A 13-episode anime television series adaptation, produced by TMS Entertainment and directed by Akitaro Daichi, was broadcast on TV Tokyo from October 2 to December 25, 2012. (Note: TV Tokyo listed the air dates for the series on Monday at 26:05, which is effectively Tuesday at 2:05 a.m. JST.) The opening theme is "Kamisama Hajimemashita" (神様はじめました) and the ending theme "Kamisama Onegai" (神様お願), both performed by Hanae. Two original animation DVD (OAD) episodes were released on August 20, 2013, bundled with the sixteenth manga volume. One of them is based on the story from the fifteenth manga volume, while the other contains an all-new original story. The opening theme is "Kamisama no Kamisama" (神様の神様) and the ending theme "Ototoi Oide" (おとといおいで), both performed by Hanae.

A second 12-episode season was broadcast on TV Tokyo from January 6 to March 31, 2015. (Note: TV Tokyo listed the air dates for the series on Monday at 26:05, which is effectively Tuesday at 2:05 a.m. JST.) A four-part OAD, subtitled "Kako-hen" (過去篇), was released from August 20, 2015, to August 19, 2016. Another OAD, subttitled (神様、幸せになる, Kamisama, Shiawase ni Naru), was bundled with the Kamisama Kiss 25.5 official fanbook on December 20, 2016.

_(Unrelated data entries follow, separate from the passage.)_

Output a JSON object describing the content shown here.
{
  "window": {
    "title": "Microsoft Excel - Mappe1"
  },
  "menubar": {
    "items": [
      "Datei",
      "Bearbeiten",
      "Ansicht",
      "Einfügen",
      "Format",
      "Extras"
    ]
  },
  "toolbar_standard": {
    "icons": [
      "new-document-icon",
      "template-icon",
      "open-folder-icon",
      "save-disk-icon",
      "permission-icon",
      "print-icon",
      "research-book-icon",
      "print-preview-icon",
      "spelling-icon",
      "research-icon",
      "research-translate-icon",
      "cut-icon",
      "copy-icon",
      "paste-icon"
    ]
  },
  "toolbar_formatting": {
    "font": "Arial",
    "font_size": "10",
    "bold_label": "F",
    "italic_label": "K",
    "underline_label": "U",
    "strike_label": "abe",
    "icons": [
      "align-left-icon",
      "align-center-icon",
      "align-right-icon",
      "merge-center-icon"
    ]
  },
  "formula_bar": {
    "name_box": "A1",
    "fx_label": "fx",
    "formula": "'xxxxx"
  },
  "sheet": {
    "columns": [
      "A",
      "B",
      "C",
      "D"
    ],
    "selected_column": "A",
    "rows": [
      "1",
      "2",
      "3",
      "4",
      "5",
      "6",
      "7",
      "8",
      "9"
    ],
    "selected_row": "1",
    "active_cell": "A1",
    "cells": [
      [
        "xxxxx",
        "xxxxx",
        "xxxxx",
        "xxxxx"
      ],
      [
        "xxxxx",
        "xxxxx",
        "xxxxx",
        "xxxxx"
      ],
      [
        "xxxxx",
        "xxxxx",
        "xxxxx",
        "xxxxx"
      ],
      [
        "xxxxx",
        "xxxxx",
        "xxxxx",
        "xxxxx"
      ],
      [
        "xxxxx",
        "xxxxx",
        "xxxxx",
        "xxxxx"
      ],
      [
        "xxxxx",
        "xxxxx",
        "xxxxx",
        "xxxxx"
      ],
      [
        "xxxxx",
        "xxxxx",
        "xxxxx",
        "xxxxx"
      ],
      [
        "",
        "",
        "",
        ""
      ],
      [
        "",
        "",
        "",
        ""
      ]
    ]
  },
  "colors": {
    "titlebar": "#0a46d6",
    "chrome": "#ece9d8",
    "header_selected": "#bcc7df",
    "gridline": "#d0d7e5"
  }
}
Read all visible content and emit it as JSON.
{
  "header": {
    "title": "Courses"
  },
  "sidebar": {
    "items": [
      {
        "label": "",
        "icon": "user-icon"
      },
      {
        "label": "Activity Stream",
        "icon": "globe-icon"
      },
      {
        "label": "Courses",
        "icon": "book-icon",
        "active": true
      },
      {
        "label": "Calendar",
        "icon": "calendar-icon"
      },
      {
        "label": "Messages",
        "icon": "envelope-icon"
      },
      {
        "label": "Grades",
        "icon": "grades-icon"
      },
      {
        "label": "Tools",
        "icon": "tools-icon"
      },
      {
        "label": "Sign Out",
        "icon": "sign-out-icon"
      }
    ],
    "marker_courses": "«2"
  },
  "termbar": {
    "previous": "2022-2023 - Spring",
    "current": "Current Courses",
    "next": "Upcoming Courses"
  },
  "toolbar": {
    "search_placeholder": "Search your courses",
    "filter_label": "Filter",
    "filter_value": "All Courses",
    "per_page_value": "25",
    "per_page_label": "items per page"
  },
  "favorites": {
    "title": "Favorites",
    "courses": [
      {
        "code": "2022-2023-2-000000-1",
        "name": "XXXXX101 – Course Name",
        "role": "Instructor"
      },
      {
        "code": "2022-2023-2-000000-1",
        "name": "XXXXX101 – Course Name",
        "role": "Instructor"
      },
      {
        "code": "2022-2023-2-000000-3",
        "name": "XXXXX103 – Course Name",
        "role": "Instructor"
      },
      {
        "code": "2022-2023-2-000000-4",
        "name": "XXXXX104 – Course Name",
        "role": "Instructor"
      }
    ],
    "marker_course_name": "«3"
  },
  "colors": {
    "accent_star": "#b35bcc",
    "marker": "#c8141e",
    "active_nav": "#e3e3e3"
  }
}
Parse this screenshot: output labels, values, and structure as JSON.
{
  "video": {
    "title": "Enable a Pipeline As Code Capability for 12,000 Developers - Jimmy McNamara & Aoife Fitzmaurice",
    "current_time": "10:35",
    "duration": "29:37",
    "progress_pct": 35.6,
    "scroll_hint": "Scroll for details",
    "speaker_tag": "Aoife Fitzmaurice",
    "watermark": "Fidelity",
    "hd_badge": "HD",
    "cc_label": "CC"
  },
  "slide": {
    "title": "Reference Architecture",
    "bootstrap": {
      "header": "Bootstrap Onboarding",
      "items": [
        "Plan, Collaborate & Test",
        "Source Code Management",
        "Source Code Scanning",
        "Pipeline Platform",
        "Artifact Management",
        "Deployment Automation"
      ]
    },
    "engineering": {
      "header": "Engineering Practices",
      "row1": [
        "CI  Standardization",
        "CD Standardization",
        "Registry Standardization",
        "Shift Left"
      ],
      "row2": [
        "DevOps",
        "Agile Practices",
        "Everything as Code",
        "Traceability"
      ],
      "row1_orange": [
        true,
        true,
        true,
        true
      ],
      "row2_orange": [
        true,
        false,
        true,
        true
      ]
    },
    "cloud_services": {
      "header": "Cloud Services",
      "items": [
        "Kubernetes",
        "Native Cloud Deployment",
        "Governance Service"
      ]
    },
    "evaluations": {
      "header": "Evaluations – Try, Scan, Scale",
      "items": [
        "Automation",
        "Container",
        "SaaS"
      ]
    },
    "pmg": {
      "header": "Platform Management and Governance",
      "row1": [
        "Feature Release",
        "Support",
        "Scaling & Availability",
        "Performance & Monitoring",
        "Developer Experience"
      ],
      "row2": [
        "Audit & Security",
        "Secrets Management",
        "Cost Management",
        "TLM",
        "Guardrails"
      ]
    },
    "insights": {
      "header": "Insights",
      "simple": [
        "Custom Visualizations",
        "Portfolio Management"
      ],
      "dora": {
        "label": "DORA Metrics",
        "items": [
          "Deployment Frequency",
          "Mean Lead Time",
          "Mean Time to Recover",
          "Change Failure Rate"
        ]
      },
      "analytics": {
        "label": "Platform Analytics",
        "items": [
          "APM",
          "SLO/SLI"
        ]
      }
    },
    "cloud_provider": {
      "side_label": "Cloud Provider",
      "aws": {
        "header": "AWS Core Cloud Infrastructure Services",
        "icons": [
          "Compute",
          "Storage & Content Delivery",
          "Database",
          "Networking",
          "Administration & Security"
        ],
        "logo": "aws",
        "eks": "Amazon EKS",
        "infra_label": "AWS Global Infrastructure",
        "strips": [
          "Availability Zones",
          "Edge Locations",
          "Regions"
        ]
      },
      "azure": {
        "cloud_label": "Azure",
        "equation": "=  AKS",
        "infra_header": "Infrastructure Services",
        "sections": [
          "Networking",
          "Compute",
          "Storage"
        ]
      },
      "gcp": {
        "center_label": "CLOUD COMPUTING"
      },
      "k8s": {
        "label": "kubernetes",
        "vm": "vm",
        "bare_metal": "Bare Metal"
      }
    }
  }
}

The series was licensed in English for streaming and home video by Funimation (later renamed Crunchyroll LLC). Crunchyroll began streaming the OAD episodes in July 2026. In Australia, the series was broadcast on the free-to-air television channel ABC3.

===Musical===
A stage musical adaptation titled Kamisama Hajimemashita: The Musical ran from March 21–29, 2015. The musical stars Saki Terashima as Nanami, Ren Yagami as Tomoe, Keisuke Minami as Kurama, and Shōta Takazaki as Mizuki. Additional cast members include Mao Katō as Onikiri, Keita Tokushiro and Hiroki Takaoka double-cast as Kotetsu, and Juria Kawakami as Narukami. Akira Ishida made a cameo reprising his role as Mikage in voice. The musical had a re-run in 2016, with Yūta Higuchi re-cast as Mizuki, LinQ member Yūmi Takaki re-cast as Kotetsu, and Makoto Okunaka re-cast as Narukami.

==Reception==
Jacob Chapman of Anime News Network describes Kamisama Kiss as a 50/50 cross between Inuyasha and Fruits Basket. The manga had five million copies in print by March 2016.